The calculation of these RQA measures benefits highly from our D&R approach, which makes the calculations possible for these long time series. We apply the same implementations as well as the same experimental environment as described in Sect. 3. Using the single-threaded common RQA software, it takes over six hours to calculate the RQA for the full time period, whereas the OpenMP implementation still needs over one and a half hour. The OpenCL implementation allows to reduce the runtime to about five minutes, using two GPU processors (see Table 3, Fig. 7). This significant runtime improvement of RQA will allow comprehensive investigations of big data collections of weather data, consisting of thousands of time series similar to the present Potsdam temperature record.

Despite its performance improvements, it is of great importance that the GPU implementation computes correct RQA results. Table 4 compares a selection of RQA measures computed by the different implementations for the period between 1893 and 2011. It shows that the GPU implementation calculates the same results as the single-threaded C\(++\) and the multi-threaded OpenMP implementation. In addition, distributing the computations between two GPU processors does not influence the results.

Fig. 7
figure 7

Runtime for RQA calculation for the full time series of hourly temperature anomaly data of Potsdam as well for the two periods 1893–1974 and 1975–2011

Table 4 Results for the RQA measures recurrence rate \(RR\), determinism \(DET\), average diagonal line length \(L\), and laminarity \(LAM\) computed by the different implementations for the period 1893–2011

5 Conclusion

We present an approach based on the paradigm of D&R that allows to perform RQA on very long time series (\(>\)1,000,000 data points) efficiently. By splitting the underlying matrix of a RP into a set of sub matrices, we are able to distribute the computational load between several GPU devices; each sub matrix is processed individually. We address the problem of diagonal and vertical lines transcending the borders of multiple sub matrices by introducing the diagonal and vertical carryover buffer as global data structures. To preserve the correctness of the RQA measures, we provide specific execution order rules for processing the individual sub matrices.

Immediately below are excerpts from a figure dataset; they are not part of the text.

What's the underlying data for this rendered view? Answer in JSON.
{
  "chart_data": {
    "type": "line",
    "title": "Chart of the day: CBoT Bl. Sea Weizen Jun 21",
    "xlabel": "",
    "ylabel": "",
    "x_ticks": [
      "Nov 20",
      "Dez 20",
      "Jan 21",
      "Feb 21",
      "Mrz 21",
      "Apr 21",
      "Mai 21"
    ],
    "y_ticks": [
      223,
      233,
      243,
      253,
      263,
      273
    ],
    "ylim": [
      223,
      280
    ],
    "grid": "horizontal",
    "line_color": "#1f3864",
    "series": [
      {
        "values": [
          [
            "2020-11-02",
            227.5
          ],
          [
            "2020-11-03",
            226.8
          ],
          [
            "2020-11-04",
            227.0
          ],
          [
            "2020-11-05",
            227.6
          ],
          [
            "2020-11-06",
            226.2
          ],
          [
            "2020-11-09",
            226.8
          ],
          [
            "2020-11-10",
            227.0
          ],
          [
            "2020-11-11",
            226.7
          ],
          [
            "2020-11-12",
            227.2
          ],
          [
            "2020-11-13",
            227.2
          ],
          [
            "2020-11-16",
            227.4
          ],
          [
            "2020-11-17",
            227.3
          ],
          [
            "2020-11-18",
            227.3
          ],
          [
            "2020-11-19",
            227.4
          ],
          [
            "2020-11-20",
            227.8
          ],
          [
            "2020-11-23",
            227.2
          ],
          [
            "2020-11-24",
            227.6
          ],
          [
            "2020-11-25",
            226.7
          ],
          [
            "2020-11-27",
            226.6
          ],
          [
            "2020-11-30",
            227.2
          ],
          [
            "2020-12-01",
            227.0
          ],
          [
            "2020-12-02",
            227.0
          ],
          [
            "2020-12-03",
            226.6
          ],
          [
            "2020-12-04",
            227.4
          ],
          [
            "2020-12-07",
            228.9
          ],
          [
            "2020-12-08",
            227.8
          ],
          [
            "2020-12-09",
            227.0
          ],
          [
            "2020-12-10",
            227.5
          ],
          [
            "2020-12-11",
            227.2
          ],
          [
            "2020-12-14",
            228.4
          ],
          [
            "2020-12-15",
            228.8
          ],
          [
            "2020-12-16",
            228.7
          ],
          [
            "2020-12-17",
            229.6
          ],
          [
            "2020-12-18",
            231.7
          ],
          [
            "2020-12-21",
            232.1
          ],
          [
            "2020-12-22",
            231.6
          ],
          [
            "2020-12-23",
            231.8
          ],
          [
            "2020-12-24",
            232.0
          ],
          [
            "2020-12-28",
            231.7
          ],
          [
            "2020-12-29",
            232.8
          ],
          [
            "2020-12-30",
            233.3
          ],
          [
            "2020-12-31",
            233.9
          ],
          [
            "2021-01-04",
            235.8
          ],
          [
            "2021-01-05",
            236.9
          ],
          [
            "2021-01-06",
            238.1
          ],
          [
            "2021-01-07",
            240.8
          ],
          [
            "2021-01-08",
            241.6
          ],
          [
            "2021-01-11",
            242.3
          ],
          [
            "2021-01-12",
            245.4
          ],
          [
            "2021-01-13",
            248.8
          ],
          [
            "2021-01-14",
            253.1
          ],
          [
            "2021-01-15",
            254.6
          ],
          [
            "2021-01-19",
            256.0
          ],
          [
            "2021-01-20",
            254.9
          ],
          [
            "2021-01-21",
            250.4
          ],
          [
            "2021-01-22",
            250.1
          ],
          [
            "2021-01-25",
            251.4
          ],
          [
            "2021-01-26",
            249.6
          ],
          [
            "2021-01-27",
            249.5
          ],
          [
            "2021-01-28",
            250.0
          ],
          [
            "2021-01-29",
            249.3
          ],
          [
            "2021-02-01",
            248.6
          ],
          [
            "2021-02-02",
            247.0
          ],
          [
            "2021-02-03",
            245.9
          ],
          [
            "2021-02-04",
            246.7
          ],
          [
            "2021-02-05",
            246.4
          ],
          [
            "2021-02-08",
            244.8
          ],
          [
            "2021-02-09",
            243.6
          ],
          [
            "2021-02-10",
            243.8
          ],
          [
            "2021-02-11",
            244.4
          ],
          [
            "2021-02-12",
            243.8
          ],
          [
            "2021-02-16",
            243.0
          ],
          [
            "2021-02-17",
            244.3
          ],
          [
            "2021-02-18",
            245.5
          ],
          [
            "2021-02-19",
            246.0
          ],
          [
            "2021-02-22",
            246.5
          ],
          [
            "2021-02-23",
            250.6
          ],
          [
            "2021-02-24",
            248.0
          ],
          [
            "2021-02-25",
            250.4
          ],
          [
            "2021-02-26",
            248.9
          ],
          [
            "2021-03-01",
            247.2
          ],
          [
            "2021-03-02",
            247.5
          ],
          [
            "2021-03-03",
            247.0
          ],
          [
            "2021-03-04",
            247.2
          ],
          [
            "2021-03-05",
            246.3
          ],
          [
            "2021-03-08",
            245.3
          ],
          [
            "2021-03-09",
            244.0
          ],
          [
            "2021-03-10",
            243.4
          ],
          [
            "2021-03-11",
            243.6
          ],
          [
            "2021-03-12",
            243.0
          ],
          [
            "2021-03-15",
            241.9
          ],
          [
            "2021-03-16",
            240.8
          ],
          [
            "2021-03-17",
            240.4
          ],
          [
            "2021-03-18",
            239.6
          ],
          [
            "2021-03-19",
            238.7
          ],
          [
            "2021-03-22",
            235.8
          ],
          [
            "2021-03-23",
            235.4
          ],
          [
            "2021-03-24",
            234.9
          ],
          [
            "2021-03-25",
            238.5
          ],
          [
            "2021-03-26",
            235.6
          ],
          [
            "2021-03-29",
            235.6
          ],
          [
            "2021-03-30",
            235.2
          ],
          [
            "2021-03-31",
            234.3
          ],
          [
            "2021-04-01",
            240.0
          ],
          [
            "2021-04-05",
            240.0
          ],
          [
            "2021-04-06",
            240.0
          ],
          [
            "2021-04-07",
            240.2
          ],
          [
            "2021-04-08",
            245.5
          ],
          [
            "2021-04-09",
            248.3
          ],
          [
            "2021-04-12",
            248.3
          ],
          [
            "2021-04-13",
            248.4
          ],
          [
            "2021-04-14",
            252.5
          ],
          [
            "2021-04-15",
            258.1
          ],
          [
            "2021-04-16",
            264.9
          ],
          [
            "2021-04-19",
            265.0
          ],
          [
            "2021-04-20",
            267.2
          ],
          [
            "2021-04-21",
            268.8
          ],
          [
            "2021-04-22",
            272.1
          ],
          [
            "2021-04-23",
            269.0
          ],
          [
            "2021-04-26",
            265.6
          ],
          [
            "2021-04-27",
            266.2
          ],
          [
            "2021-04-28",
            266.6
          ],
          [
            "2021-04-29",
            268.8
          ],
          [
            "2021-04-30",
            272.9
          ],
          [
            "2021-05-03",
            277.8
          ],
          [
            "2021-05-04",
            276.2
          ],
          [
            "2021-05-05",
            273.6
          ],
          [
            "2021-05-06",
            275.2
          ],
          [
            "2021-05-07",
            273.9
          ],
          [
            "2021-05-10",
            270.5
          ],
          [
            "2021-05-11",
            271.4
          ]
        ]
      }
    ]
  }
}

In comparison to a parallel CPU implementation using OpenMP, we can improve the runtime performance significantly up to factor \(>\)9, using two GPU processors. Our experiments have shown that GPU devices are well suited to compute basic RQA measures.

The application of the proposed RQA implementation to a specific problem from climate research has demonstrated its potential for an efficient recurrence study and will allow future RQA investigations of very long time series.